How to Use Flow Data to Tighten Firewall Security Rules

15 November 2012 by 1 Comment

This is a sponsored blog post by Francois Caron, SolarWinds® Director, Product Management.

Narrowing security rules, ok, where do I start?

Firewall administrators know that configuring their firewall rules in a very “broad way” – allowing all sources, destinations and too many/all ports – is a potential security issue. Narrowing those rules is the obvious answer to this security risk, but how do you know what is actually going through your firewall or router? How do you know what to narrow?

Most firewalls and routers generate log files that can tell you about what rules are effectively being hit; most of firewall management products are able to report on them, and let you know what you are actually letting go through your firewalls and routers. The problem is that they don’t always have the right level of granularity, or simply you may not have one of these firewall security management products (e.g., SolarWinds Firewall Security Manager [FSM]).

Proposed methodology

Here is a fairly simple flow-based methodology to approach this problem.

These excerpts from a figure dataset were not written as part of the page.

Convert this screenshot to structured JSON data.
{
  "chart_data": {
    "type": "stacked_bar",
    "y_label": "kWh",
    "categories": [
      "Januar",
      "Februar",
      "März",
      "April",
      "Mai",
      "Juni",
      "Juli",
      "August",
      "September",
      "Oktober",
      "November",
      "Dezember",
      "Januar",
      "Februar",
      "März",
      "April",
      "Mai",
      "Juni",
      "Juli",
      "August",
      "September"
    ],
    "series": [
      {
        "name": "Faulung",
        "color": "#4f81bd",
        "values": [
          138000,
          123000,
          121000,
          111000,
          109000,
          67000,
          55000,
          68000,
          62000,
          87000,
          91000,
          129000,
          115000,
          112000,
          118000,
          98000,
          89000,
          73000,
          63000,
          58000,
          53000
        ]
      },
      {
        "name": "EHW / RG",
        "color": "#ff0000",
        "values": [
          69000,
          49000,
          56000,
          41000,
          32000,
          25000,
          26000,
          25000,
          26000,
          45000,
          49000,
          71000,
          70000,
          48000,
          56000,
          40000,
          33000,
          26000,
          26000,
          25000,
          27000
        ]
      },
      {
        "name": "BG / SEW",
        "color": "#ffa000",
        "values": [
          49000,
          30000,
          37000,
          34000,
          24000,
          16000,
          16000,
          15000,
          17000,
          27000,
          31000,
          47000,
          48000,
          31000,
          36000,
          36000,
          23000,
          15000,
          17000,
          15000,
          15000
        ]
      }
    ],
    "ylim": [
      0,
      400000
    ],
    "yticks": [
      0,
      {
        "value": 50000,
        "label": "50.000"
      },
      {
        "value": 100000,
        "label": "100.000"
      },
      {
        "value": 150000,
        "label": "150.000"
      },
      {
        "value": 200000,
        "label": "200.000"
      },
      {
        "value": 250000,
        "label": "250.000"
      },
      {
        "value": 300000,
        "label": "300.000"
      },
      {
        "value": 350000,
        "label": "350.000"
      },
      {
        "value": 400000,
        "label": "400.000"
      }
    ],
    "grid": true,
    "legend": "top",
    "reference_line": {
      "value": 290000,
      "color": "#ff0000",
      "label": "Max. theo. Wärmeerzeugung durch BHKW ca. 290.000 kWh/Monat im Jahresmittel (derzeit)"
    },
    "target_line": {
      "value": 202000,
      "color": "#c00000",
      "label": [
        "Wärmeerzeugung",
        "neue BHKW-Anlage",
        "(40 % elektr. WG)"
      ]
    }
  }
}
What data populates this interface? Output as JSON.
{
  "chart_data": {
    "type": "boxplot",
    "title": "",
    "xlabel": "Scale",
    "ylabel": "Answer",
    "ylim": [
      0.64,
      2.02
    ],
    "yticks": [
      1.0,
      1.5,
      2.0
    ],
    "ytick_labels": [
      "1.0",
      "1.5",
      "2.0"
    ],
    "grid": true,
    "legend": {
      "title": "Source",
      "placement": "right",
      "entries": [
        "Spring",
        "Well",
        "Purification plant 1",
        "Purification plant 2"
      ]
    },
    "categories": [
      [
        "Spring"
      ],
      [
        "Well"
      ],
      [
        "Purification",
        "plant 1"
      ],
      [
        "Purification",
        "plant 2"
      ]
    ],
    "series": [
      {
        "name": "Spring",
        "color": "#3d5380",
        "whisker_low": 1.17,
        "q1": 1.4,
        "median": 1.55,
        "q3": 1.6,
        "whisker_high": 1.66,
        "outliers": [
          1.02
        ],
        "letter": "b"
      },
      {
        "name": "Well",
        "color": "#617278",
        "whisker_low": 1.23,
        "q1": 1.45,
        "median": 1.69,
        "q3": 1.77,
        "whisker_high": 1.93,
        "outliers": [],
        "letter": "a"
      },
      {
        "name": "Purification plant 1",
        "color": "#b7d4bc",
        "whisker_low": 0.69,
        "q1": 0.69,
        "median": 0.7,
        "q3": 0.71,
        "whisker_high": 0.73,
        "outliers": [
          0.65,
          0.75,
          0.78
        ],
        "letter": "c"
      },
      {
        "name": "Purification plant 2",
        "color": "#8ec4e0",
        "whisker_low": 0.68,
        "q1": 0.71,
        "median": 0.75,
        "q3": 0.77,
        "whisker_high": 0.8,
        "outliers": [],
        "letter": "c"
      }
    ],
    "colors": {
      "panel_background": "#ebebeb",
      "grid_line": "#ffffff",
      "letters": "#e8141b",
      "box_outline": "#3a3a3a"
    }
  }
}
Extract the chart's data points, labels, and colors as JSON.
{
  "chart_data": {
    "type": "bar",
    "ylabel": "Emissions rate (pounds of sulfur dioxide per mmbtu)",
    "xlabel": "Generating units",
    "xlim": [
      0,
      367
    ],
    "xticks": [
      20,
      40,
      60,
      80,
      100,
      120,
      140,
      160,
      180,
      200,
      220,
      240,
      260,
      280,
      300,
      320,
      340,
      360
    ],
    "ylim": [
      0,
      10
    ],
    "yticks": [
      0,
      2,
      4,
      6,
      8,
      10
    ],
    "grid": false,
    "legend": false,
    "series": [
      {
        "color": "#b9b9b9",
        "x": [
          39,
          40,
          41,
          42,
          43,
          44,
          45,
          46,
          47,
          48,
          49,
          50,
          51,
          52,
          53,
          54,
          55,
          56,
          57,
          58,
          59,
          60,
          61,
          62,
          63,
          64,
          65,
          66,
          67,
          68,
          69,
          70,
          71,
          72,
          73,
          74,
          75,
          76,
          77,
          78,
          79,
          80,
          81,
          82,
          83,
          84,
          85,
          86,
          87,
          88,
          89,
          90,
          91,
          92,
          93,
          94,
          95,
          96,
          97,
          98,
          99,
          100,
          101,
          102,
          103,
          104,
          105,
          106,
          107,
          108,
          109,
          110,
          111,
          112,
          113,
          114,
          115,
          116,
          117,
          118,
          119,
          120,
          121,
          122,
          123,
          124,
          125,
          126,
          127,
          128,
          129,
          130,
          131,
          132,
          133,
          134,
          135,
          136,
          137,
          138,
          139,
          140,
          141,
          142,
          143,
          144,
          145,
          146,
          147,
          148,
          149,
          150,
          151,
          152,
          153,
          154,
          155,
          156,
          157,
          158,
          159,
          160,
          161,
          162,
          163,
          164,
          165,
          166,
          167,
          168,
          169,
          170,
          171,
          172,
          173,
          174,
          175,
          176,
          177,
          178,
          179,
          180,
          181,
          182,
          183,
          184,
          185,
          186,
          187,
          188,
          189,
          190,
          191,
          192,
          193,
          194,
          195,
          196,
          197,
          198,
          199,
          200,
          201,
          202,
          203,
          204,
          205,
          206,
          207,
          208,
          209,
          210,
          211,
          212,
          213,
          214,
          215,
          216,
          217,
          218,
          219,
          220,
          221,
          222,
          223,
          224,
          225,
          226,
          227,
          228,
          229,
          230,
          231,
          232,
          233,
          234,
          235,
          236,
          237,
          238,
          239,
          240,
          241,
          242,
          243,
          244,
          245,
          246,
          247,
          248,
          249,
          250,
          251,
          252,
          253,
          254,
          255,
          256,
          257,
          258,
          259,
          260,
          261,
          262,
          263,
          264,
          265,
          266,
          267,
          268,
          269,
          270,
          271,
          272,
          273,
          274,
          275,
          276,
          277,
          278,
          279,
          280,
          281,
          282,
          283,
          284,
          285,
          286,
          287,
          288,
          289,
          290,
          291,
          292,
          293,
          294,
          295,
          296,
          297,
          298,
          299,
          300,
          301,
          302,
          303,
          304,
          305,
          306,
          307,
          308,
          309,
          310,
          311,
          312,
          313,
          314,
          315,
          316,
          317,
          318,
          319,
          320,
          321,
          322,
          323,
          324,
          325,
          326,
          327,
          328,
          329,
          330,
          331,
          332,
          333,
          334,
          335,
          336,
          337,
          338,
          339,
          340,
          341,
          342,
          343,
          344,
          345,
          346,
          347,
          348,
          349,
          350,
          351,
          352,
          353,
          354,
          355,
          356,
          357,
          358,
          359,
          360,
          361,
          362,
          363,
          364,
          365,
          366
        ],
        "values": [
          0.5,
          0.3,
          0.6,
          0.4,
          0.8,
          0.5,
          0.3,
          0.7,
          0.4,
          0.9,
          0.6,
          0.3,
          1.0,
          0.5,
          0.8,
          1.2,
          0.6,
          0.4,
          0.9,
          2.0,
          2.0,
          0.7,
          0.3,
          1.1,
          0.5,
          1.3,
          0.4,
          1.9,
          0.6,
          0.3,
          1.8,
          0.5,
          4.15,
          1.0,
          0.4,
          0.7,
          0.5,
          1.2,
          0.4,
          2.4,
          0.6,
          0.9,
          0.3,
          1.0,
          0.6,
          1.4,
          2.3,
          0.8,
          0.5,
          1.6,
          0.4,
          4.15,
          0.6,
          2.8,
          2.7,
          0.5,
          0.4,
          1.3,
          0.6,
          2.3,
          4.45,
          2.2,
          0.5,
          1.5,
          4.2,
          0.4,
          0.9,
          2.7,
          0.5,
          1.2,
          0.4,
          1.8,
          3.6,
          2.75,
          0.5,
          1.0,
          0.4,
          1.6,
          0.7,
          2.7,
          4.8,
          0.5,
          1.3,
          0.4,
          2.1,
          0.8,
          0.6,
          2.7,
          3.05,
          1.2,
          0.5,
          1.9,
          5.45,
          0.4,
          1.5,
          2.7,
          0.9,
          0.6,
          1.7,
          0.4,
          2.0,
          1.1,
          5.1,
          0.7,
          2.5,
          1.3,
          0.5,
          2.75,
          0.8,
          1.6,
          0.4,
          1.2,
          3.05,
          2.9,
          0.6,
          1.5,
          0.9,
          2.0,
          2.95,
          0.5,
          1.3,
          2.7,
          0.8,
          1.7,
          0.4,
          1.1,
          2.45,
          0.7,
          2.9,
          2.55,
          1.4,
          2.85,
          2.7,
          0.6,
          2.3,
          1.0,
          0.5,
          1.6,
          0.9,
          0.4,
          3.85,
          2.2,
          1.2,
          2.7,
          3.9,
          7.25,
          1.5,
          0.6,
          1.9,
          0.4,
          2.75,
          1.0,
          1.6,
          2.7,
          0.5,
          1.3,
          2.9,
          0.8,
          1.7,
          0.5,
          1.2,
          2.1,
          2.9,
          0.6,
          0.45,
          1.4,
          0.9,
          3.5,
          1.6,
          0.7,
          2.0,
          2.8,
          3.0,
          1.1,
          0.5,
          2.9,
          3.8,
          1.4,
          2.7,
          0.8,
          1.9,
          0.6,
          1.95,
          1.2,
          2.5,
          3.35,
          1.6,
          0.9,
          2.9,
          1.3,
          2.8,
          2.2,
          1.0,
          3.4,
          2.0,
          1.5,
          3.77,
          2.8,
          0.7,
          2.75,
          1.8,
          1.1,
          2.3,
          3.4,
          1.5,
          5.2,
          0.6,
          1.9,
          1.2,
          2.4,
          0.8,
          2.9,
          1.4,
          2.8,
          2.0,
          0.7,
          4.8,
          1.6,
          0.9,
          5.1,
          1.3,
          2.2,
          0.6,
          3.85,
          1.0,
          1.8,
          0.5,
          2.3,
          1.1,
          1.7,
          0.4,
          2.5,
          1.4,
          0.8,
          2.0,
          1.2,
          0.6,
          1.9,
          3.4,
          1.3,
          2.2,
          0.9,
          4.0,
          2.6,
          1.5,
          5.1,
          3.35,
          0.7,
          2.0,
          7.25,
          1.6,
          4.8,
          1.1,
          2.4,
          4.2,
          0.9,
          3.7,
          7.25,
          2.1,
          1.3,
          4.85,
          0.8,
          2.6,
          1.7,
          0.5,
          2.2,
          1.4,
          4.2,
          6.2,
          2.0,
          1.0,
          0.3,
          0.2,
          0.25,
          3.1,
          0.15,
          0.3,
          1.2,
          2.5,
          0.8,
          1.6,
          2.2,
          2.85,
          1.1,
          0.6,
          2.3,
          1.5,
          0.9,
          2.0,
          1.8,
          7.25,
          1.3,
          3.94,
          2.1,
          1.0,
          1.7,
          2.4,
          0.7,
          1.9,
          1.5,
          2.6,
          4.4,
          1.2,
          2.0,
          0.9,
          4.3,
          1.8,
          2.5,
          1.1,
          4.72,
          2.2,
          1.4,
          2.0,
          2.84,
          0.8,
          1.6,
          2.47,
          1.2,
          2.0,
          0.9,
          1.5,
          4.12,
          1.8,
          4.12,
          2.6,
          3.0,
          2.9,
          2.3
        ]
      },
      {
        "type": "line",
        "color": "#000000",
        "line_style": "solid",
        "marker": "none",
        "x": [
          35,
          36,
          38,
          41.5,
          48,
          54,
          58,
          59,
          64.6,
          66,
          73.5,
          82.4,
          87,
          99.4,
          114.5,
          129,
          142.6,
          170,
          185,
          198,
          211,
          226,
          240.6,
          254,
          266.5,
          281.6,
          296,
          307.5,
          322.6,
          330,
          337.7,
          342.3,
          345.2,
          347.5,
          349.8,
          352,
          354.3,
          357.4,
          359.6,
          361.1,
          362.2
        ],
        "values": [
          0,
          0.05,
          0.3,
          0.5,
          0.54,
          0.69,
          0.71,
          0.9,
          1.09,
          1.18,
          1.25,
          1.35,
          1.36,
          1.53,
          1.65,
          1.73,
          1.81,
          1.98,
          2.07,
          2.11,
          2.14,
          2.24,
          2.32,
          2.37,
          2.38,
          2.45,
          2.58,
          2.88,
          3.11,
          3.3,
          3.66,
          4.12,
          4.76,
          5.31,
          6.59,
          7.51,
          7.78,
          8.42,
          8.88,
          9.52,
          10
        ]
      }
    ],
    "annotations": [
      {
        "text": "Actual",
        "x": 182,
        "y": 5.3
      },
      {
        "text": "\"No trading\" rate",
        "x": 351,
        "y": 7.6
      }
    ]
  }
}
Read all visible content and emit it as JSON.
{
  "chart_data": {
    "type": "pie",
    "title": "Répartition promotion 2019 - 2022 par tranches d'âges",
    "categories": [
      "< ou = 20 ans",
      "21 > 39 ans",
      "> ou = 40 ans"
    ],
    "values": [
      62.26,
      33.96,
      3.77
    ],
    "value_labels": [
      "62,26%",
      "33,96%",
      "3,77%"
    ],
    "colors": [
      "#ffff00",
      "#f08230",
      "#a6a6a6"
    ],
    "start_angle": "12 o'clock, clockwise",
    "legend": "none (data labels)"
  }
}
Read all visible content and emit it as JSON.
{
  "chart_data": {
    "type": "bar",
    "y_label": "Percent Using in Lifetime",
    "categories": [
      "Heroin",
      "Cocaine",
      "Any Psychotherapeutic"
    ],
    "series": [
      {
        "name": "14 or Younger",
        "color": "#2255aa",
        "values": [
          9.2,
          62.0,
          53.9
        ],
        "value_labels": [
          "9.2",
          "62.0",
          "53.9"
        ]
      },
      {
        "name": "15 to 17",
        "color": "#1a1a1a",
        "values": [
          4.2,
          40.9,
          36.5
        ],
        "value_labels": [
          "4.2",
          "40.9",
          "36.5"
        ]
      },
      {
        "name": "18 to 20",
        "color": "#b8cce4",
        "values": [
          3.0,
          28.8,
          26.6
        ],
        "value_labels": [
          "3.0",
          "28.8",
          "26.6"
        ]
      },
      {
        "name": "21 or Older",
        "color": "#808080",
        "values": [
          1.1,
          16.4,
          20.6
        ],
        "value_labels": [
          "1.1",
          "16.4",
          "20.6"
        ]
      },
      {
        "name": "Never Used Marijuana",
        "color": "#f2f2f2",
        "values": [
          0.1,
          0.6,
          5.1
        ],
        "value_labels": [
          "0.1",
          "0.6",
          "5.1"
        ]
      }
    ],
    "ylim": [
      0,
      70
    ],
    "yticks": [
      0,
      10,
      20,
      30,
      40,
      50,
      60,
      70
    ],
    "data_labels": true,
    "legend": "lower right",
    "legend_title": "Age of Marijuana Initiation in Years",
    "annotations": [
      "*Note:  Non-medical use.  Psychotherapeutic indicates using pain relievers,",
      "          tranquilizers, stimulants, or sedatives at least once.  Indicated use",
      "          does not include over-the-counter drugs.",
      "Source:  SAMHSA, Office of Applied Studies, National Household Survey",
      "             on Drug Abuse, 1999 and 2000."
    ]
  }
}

You will see that this approach involves a firewall security management product (step 5), but this is optional; the rest of the points are still perfectly valid:

  1. Activate flows on your routers / firewalls.
  2. Use the flow data to look at the traffic going through.
  3. Decide what you want to restrict.
  4. Create the firewall rule, e.g. Access Control List to remove that traffic.
  5. Test it before it goes live (optional, need a firewall management product to do that).
  6. Deploy it in the router / firewall.
  7. Check that it blocks the expected traffic.

A concrete example

  1. You can activate Netflow in your favorite IOS routers by tweaking the config manually. If you don’t feel comfortable doing that or you need to do it on a large number of routers, there are free tools to help you do that, such as this one from SolarWinds.
  2. For this step, you need a way to report on flows in order to give you the traffic visibility that you need. Here is one of these network traffic monitor tools from Solarwinds – Netflow Traffic Analyzer – which actually goes beyond just Netflow from Cisco, by also covering sflow and Jflow. Other standards exist beyond Cisco’s Netflow, in particular sFlow. If you want to know whether your favorite device supports sFlow, here is a great list.

    Click to enlarge.

  3. Wow, never realized that this router was actually being hammered by SNMP! So, let’s say you decide to remove SNMP.
  4. The ACL rule to remove SNMP can be written like this – there are actually many different variations – and this one not being the most typical – but let’s keep things simple:

    access-list 1 deny any
    snmp-server community public RO 1
    snmp-server community private RW 1

  5. This test is optional, but strongly recommended. It is about testing that you are not doing anything wrong with this new ACL, before you push it in production. Several product exists that can do that, including SolarWinds FSM. The virtual packet tracer function (called Packet Tracer) can confirm that:

    (a) Your new ACL will do what you want.
    (b) That it will do only what you want (e.g. won’t interact negatively with another rule already there, in this 1000’s line-big configuration).

    The summary (line 11) explains it all, by showing the result of the “virtual packet” analysis. More details on line 23:

    Click to enlarge.

  6. Now that you are confident that this new rule will block what you want (and only what you want), it’s time to go live! Push that configuration manually or via a network configuration management tool, such as SolarWinds Network Configuration Manager.
  7. Now, you want to check that SNMP traffic was effectively stopped. SolarWinds Network Performance Monitor (or any network monitor) will show their stats interrupted at the time you pushed your updated config, confirming that your device stopped responding to the SNMP requests:

    Click to enlarge.

Do you need to block the traffic using a finer granularity?

Again, flows can help by telling you who generates the SNMP traffic.

In the example below, the chart on the right is the list of senders who contribute to the total SNMP traffic showed on the left chart; you can now refine your ACLs by blocking specific senders only.

Click to enlarge.

Filed Under: Blogs, Network Management, Sponsored
  • Mike Reavey

    I used Splunk on my last firewall lockdown task which was kinda brutal. Now going to try the McAfee SIEM, Nitro and see how it goes. We have Scutinizer for collecting flows but its not all that fun to work with. Nevertheless, using flows to lock it down sounds like a much better method than scouring log data for hours on end.